Supported by his spear, he climbed wearily back. A few Vandals followed him. He vanished in the darkness of the night.

Hilda sat silent with the head of her lifeless husband in her lap, and the staff of the banner resting on her shoulder. She had no tears, but groped in the thick gloom for the beloved face. At last she heard a Vandal, returning from the King, say to Markomer:

"This was the final blow. To-morrow--I am to announce it to the enemy--Gelimer will submit."

Now she sprang up, and asking two of the men to help her--she would not release the dear head from her clasping hands--carried the dead Prince to the top of the mountain. In a little grove of pines, just outside the city, a small wooden hut had been built which had formerly contained stores of every kind. Now it was half empty except for a large pile of the wood used for fires. In this hut she spent the night and the dark morning alone with the dead.
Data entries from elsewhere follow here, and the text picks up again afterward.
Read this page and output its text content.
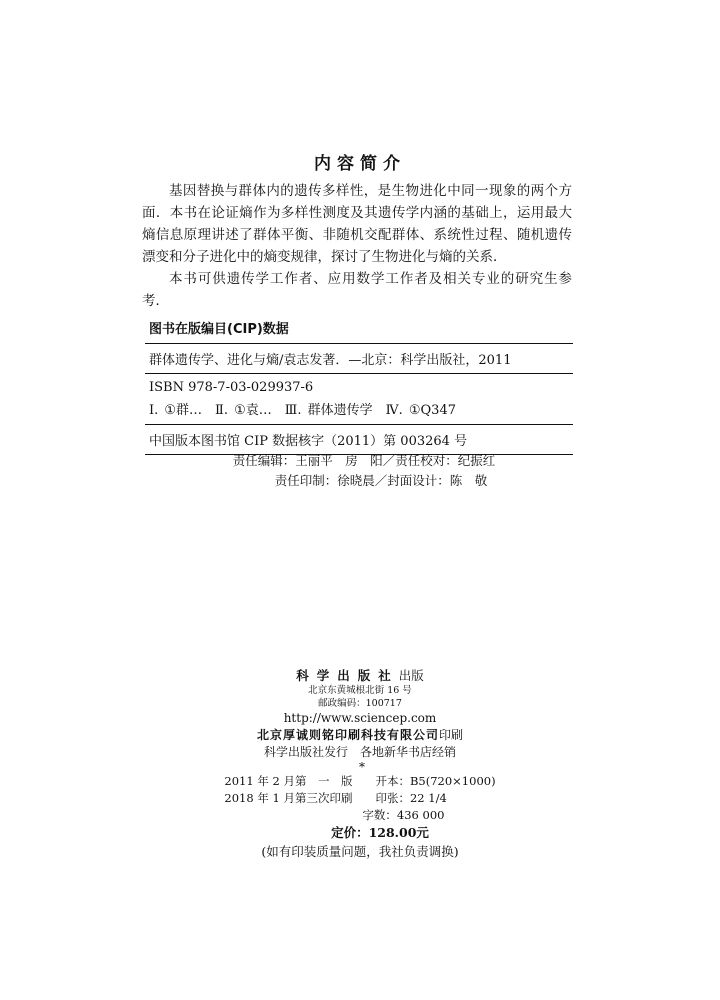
内容简介

基因替换与群体内的遗传多样性，是生物进化中同一现象的两个方面．本书在论证熵作为多样性测度及其遗传学内涵的基础上，运用最大熵信息原理讲述了群体平衡、非随机交配群体、系统性过程、随机遗传漂变和分子进化中的熵变规律，探讨了生物进化与熵的关系．

本书可供遗传学工作者、应用数学工作者及相关专业的研究生参考．

图书在版编目(CIP)数据
群体遗传学、进化与熵/袁志发著．—北京：科学出版社，2011
ISBN 978-7-03-029937-6
Ⅰ. ①群…　Ⅱ. ①袁…　Ⅲ. 群体遗传学　Ⅳ. ①Q347
中国版本图书馆 CIP 数据核字（2011）第 003264 号
责任编辑：王丽平　房　阳／责任校对：纪振红
责任印制：徐晓晨／封面设计：陈　敬
科学出版社出版
北京东黄城根北街 16 号
邮政编码：100717
http://www.sciencep.com
北京厚诚则铭印刷科技有限公司印刷
科学出版社发行　各地新华书店经销
*
2011 年 2 月第　一　版　　开本：B5(720×1000)
2018 年 1 月第三次印刷　　印张：22 1/4
　　　　　　　　　　　　字数：436 000
定价：128.00元
(如有印装质量问题，我社负责调换)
When it grew light she sought the King, whom she found in the basilica on the spot where formerly--the remains of some steps showed it--the altar had stood. Here Gelimer had placed in a crack between two stones a wooden cross, roughly made of boughs laid across each other. He lay prone on his face before it, clasping the cross with both arms.

"Brother-in-law Gelimer," she said in a curt, harsh tone, "is it true? Do you mean to surrender?"

He made no reply.

She shook him by the shoulder.

"King of the Vandals, do you mean to give yourself up as a captive?" she cried more loudly. "They will lead you through the streets of Constantinople as a spectacle! Will you shame your people--your dead people--still more?"

"Vanity," he answered dully. "Vanity speaks from your lips! All that you are thinking is sinful, vain, arrogant."

"Why do you do this so suddenly? You have held out for months."